Bu yayınların hepsi, özgür seçimlerden yana olduklarını söylerler, kendi ülkelerine gelince dış müdahele olarak anlattıkları şeyleri, kendileri bir propaganda aracı olarak görürler. Kutuplaşmış bir toplum tabii ki var Türkiye’de, ancak kutuplaşma nerede yok ki? Kimse Türkiye’deki seçimlerin özgür olmadığını dile getiremez. Her bir oy, sayımı, taşıması ve nihai sonuçları her aşamada her siyasi paydaş tarafından incelenecektir. Sonuçlar göstermiştir ki Demokrasi Bayramı şeklinde nitelenebilecek bir katılım ve sonuç gözlemlenmiştir.

Aylarca beklenen seçimlerin ardından, Türkiye tekrar önüne bakacağı bir 5 yıla daha girdi. Hollanda’da Türk seçmenler arasında oy kullanma oranı, geçen seçimlere nazaran yüzde 5’lik bir artış göstererek, yüzde 55 bandına yükseldi. Seçimde oy kullanan vatandaşlarımız yüzde 70’i aşkın Cumhurbaşkanı Erdoğan’a oy verirken, geri kalan yüzde 30’lük bölüm Millet İttifakının adayı CHP Genel Başkanı Kemal Kılıçdaroğlu’na oylarını verdiler. Alışkın olduğumuz, tahmin edilen bir sonuç olarak karşımıza çıktı bu.

Peki batı medyasında ve özeldeki Hollanda medyasında iki turlu seçim nasıl görüldü? Gelin birlikte bir göz atalım. Öncelikle tabii ki, batı dünyasının tercihi açıkça Kılıçdaroğlu’ndan yanaydı. Bunu hem devletlerin açıklamasında gördük hem de batı medyasının açık ara destek mesajlarında gördük.

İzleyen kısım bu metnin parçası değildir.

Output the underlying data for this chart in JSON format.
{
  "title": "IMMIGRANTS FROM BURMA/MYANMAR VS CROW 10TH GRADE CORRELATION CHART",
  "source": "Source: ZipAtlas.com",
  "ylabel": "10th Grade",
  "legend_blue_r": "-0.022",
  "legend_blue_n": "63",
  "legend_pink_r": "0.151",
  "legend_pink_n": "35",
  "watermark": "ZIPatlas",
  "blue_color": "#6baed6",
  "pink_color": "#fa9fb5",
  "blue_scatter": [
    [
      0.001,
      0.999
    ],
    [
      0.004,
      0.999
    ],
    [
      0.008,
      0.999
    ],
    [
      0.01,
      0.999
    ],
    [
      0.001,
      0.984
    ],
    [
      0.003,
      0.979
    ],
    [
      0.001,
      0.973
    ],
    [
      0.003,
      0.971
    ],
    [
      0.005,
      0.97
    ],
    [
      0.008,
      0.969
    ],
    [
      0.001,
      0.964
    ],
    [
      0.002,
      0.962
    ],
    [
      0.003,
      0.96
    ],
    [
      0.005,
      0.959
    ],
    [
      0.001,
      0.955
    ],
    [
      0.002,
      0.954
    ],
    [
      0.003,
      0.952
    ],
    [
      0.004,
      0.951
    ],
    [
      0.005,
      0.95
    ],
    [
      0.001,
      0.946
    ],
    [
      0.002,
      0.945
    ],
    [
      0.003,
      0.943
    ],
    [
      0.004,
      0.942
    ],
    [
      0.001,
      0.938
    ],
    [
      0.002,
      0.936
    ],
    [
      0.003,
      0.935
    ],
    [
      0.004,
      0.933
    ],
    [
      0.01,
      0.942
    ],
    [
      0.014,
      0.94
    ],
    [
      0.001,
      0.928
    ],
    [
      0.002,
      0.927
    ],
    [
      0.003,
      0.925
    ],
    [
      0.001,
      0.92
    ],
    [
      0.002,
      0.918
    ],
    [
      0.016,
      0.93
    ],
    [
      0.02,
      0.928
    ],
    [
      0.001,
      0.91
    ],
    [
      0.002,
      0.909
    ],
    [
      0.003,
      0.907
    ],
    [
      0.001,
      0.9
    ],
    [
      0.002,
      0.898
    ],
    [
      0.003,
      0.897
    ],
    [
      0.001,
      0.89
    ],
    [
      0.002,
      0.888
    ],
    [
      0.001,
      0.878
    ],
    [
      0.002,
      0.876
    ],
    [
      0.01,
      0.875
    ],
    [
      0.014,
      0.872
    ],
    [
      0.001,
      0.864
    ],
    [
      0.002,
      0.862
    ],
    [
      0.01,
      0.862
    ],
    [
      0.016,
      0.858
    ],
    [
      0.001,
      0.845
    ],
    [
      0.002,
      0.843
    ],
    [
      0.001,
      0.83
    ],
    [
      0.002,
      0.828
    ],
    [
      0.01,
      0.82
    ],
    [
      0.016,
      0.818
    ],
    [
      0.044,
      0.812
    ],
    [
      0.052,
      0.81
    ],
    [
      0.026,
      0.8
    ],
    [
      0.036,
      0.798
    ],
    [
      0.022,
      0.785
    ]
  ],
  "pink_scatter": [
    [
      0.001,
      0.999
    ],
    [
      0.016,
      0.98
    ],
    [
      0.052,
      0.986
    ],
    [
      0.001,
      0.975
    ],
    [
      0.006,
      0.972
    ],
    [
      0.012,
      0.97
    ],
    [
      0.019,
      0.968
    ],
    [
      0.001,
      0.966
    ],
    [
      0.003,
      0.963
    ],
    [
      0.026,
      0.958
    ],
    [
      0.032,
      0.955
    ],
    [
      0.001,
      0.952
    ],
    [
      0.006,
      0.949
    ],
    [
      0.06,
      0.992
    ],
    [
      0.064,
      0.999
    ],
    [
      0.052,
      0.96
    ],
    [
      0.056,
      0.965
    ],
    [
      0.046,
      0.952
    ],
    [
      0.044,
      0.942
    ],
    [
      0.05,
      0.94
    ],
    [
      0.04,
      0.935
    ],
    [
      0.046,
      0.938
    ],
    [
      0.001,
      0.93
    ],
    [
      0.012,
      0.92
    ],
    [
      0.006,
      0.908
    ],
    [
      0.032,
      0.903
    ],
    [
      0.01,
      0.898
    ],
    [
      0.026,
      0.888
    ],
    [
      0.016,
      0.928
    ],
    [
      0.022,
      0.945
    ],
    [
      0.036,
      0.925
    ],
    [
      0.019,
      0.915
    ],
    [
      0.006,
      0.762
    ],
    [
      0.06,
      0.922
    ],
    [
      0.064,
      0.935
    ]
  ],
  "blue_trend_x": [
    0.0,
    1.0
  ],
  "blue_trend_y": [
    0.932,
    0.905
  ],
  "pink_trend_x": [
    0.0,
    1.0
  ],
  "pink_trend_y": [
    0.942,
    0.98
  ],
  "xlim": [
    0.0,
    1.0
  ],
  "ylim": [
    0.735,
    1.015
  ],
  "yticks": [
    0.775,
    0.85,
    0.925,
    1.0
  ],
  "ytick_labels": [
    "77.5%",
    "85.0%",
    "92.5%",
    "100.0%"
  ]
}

Bunlardan bazıları vardı ki, ‘düşmanca saldırıyorlar’ tabirini hak etti doğal olarak. Mesela The Economist dergisi seçimlere 1 hafta kala başladığı özel kampanyada saat başı tweetler ve haberler attı, seçmeni Kılıçdaroğlu’na yönlendirmek için. Kapak fotoğrafına ‘Erdoğan gitmeli’ mesajını koyarak’ seçimlere açık müdahele etmeye çalıştı. “Eğer Erdoğan  kazanırsa ömür boyu cumhurbaşkanı olacağını ve tüm seçimleri kaldıracağını” söylüyordu. The Economist onu bir diktatör olarak tanımladı, sadece bir kez değil, aslında son on yıl içinde tam yedi kez. Le Point dergisi, onu Vladimir Putin’e benzeterek Rusya ve Türkiye’nin genişleyici güçler olduğunu ve Rus İmparatorluğu ile Osmanlı İmparatorluğu’nun yeniden kurulmasına inandığını söyledi. Buna kanıt olarak, Suriye’yi ve Türkiye’nin 1974’te gerçekleşen Kuzey Kıbrıs ‘işgalini’ gösterdiler.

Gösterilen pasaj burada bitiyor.